Borrowings under the Old Revolving Credit Facility bore interest, at the option of BellRing LLC, at an annual rate equal to either the Eurodollar rate or the base rate (determined as described above) plus a margin, which was determined by reference to the secured net leverage ratio, with the applicable margin for Eurodollar rate-based loans and base rate-based loans being (i) 4.25% and 3.25%, respectively, if the secured net leverage ratio was greater than or equal to 3.50:1.00, (ii) 4.00% and 3.00%, respectively, if the secured net leverage ratio was less than 3.50:1.00 and greater than or equal to 2.50:1.00 or (iii) 3.75% and 2.75%, respectively, if the secured net leverage ratio was less than 2.50:1.00. Facility fees on the daily unused amount of commitments under the Old Revolving Credit Facility accrued at rates ranging from 0.25% to 0.50% per annum depending on BellRing LLC’s secured net leverage ratio. There were no amounts drawn under the Old Revolving Credit Facility as of September 30, 2021.
During the years ended September 30, 2021 and 2020, BellRing LLC borrowed $20.0 and $195.0 under the Old Revolving Credit Facility, respectively, and repaid $50.0 and $165.0 under the Old Revolving Credit Facility, respectively. There were no borrowings under or repayments on the Old Revolving Credit Facility during the year ended September 30, 2022 prior to the facility being terminated. The available borrowing capacity under the Old Revolving Credit Facility was $200.0 as of September 30, 2021. There were no outstanding letters of credit as of September 30, 2021.

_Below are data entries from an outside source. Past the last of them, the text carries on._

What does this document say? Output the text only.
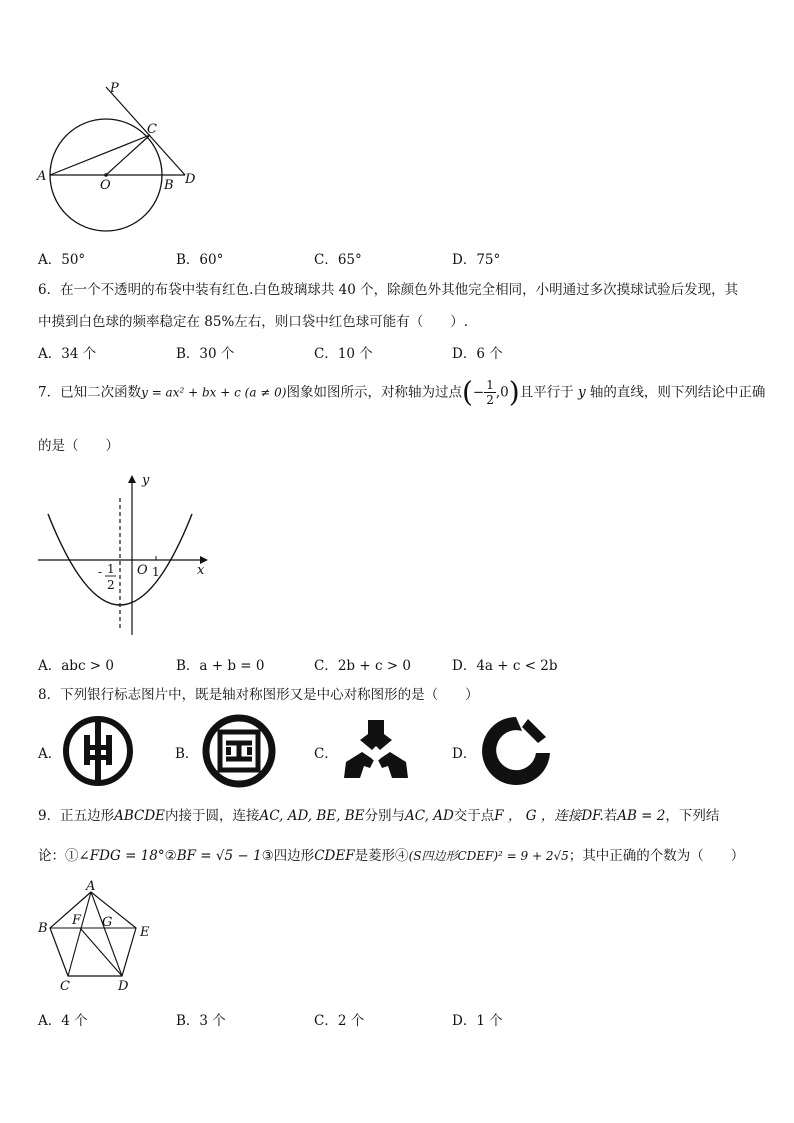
P
C
A
O	B D
A．50°	B．60°	C．65°	D．75°
6．在一个不透明的布袋中装有红色.白色玻璃球共 40 个，除颜色外其他完全相同，小明通过多次摸球试验后发现，其
中摸到白色球的频率稳定在 85%左右，则口袋中红色球可能有（　　）.
A．34 个	B．30 个	C．10 个	D．6 个
7．已知二次函数y = ax² + bx + c (a ≠ 0)图象如图所示，对称轴为过点(− $\frac{1}{2} ,0$)且平行于 y 轴的直线，则下列结论中正确
的是（　　）
y
x
O 1
- 1
2
A．abc > 0	B．a + b = 0	C．2b + c > 0	D．4a + c < 2b
8．下列银行标志图片中，既是轴对称图形又是中心对称图形的是（　　）
A．	B．	C．	D．
9．正五边形ABCDE内接于圆，连接AC, AD, BE, BE分别与AC, AD交于点F ， G ，连接DF.若AB = 2，下列结
论：①∠FDG = 18°②BF = √5 − 1③四边形CDEF是菱形④(S四边形CDEF)² = 9 + 2√5；其中正确的个数为（　　）
A
B	E
F G
C	D
A．4 个	B．3 个	C．2 个	D．1 个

As of September 30, 2022, expected principal payments on the Company’s debt for the next five fiscal years were:
Fiscal 2023$— 
Fiscal 2024— 
Fiscal 2025— 
Fiscal 2026— 
Fiscal 202799.0 
Estimated future interest payments on the Company’s debt through fiscal 2027 are expected to be $324.4 (with $65.6 expected in fiscal 2023) based on the interest rates at September 30, 2022.